Children move on from dealing mainly with whole numbers to performing arithmetic operations with both decimals and fractions. They will consolidate their use of written procedures in adding and subtracting whole numbers with up to 6 digits and also decimal numbers with up to two decimal places. Mental strategies for adding and subtracting increasingly large numbers will also be taught. These will draw upon children’s robust understanding of place value and knowledge of number facts. Efficient and flexible strategies for mental multiplication and division are taught and practised, so that children can perform appropriate calculations even when the numbers are large, such as 40,000 x 6 or 40,000 ÷ 8. In addition, it is in Y5 and Y6 that children extend their knowledge and confidence in using written algorithms for multiplication and division.
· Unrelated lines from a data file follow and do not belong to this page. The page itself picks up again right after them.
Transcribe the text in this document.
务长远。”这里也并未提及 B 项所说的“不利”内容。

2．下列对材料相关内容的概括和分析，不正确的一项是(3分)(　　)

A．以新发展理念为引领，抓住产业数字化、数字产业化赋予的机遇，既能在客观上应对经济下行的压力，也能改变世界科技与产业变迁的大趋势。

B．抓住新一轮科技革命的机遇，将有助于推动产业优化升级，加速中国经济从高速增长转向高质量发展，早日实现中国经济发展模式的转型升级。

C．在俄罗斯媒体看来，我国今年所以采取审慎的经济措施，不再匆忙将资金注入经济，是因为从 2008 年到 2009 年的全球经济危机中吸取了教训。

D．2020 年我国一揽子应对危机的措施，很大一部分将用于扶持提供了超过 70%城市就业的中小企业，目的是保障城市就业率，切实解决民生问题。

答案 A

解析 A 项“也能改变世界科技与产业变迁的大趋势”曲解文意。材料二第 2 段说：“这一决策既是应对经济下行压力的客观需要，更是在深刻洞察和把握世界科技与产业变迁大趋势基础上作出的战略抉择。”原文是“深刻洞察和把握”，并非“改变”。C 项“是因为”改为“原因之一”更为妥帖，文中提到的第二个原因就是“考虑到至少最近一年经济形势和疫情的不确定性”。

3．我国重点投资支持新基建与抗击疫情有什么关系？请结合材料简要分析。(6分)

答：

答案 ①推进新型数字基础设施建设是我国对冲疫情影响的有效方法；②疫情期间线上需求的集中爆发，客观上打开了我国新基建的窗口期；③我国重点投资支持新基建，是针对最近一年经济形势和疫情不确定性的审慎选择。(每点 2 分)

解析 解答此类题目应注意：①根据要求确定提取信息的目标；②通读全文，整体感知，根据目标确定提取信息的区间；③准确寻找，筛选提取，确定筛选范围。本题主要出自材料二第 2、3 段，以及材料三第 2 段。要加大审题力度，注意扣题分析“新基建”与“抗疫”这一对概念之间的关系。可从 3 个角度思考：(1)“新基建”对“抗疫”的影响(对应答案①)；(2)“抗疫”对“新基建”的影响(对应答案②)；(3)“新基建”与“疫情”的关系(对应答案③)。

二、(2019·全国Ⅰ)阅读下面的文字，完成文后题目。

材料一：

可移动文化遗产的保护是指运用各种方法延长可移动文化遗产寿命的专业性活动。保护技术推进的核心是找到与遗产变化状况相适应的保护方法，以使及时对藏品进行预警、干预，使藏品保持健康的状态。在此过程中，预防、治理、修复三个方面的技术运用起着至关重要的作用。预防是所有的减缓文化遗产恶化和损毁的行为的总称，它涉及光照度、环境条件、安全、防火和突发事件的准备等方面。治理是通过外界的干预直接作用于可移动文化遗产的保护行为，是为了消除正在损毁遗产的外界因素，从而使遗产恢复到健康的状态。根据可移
Fractions and decimals are also added, subtracted, divided and multiplied, within the bounds of children’s understanding of these more complicated numbers, and they will also calculate simple percentages and ratios. Negative numbers will be added and subtracted.

Mental Calculation / Written Calculation
Year 5 - ADDITION / Using place value
* Count in 0.1s, 0.01s
e.g. Know what 0.1 more than 0.51 is

* Add one or two-digit multiples of 10, 100, 1000, 10,000 and 100,000
e.g. 8000 + 7000
e.g. 600,000 + 700,000